核心提示:黄宗羲的《王征南墓志铭》,是张三峰创内家拳的最早记载。原著见《南雷文案》卷六及《南雷文定》卷八,中华书局1959年出版陈乃乾编《黄梨洲文集》校勘收录。学术界对此文多有引用,然其解读不一,分歧较大,关键是对张三峰的认识。有些学者对文字本身尚缺乏详细辨析,特别是考证方法多有偏颇。本人查阅《四库全书》等相关资料,试图深入解读,也涉及学界某些观点。兹按中华书局2009年《黄梨洲文集》第2版,先将原文转录如下:王征南墓志铭 己酉少林以拳勇名天下,

原题:《王征南墓志铭》解读:兼论两个张三峰(丰)之别-路迪民
词频:内家,松溪,记载,北宋,墓志铭,王征,少林,寻访,著作,编造,思南,传人,武术,源流,明史,拳法,考证,拳术,皇帝


黄宗羲的《王征南墓志铭》,是张三峰创内家拳的最早记载。原著见《南雷文案》卷六及《南雷文定》卷八,中华书局1959年出版陈乃乾编《黄梨洲文集》校勘收录。学术界对此文多有引用,然其解读不一,分歧较大,关键是对张三峰的认识。有些学者对文字本身尚缺乏详细辨析,特别是考证方法多有偏颇。本人查阅《四库全书》等相关资料,试图深入解读,也涉及学界某些观点。兹按中华书局2009年《黄梨洲文集》第2版,先将原文转录如下:


王征南墓志铭  己酉


少林以拳勇名天下,然主于搏人,人亦得而乘之。有所谓内家者,以静制动,犯者应手即仆,故别少林为外家。盖起于宋之张三峰。三峰为武当丹士,徽宗召之,道梗不得进。夜梦玄帝授之拳法,厥明,以单丁杀贼百余。

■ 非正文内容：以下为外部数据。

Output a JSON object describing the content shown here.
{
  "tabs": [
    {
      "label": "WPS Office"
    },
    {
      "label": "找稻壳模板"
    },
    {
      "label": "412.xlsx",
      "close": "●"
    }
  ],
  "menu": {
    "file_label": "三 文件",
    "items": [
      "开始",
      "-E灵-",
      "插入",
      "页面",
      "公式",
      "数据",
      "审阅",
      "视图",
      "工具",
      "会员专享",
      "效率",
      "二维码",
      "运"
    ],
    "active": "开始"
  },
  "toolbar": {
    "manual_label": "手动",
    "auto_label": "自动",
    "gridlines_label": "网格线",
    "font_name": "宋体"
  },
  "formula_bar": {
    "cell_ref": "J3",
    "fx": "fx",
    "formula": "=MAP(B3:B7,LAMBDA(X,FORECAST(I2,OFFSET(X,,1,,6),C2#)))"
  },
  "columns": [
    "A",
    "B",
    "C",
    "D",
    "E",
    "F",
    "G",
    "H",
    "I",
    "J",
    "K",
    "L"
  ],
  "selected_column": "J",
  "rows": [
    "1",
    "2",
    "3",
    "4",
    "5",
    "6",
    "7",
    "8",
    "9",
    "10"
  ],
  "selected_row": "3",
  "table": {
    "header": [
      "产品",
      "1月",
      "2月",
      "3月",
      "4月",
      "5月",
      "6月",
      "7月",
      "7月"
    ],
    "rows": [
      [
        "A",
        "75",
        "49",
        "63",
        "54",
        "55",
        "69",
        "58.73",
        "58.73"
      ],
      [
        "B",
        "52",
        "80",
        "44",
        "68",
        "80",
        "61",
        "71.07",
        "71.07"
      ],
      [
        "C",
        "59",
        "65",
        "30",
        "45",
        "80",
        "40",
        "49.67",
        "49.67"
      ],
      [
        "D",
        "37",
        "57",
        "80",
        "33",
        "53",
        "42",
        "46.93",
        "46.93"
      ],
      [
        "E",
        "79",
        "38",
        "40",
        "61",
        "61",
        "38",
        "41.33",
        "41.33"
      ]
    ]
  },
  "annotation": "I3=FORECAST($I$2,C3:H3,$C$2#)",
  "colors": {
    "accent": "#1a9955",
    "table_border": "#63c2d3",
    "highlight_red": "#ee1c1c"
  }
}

三峰之术,百年之后流传于陕西,而王宗为最著。温州陈州同从王宗受之,以此教其乡人,由是流传于温州,嘉靖间,张松溪为最著。松溪之徒三四人,而四明叶继美近泉为之魅,由是流传于四明。四明得近泉之传者,为吴昆山、周云泉、单思南、陈贞石、孙继槎,皆各有授受。昆山传李天目、徐俗岳;天目传余波仲、吴七郎、陈茂弘;云泉传卢绍岐;贞石传董扶舆、夏枝溪;继槎传柴玄明、姚石门、僧耳、僧尾。而思南之传,则为王征南。


思南从征关白,归老于家,以其术教授。然精微所在,则亦深自秘惜,掩关而理,学子皆不得见。征南从楼上穴板窥之,得梗概。


思南子不肖,思南自伤身后莫之经纪。征南闻之,以银卮数器,奉为美槚之资。思南感其意,始尽以不传者传之。


征南为人机警,得传之后,绝不露圭角,非遇甚困则不发。


尝夜出侦事,为守兵所获,反接廊柱,数十人轰饮守之。征南拾碎磁偷割其缚,探怀中银,望空而掷,数十人方争攫,征南遂逸出。数十人追之,皆踣地,匍匐不能起。行数里,迷道,田间守望者又以为贼也,聚众围之,征南所向,众无不受伤者。


岁暮独行,遇营兵七八人,挽之负重。征南苦辞求免,不听。征南至桥上,弃其负,营兵拔刀拟之,征南手格,而营兵自掷仆地,铿然刀堕。如是者数人,最后取其刀投之井中。营兵索绠出刀,而征南之去远矣。


凡搏人皆以其穴。死穴、晕穴、哑穴,一切如铜人图法。有恶少侮之者,为征南所击,其人数日不溺,踵门谢过,乃得如故。牧童窃学其法,以击伴侣,立死。征南视之曰:“此晕穴也,不久当甦”,已而果然。


征南任侠,尝为人报雠,然激于不平而后为之。有与征南久故者,致金以雠其弟,征南毅然绝之曰:“此以禽兽待我也。”


征南名来咸,姓王氏,征南其字也。自奉化来鄞。祖宗周,父宰元,母陈氏。世居城东之车桥,至征南而徒同岙。


少时,隶卢海道若腾,海道较艺给粮,征南尝兼数人,直指行部,征南七矢破的,补临山把总。


钱忠介公建口,以中军统营事,屡立战功,授都督佥事、副总兵官。事败,犹与华兵部勾致岛人,药书往复。兵部受祸,雠首未悬,征南终身菜食,以明此志,识者哀之。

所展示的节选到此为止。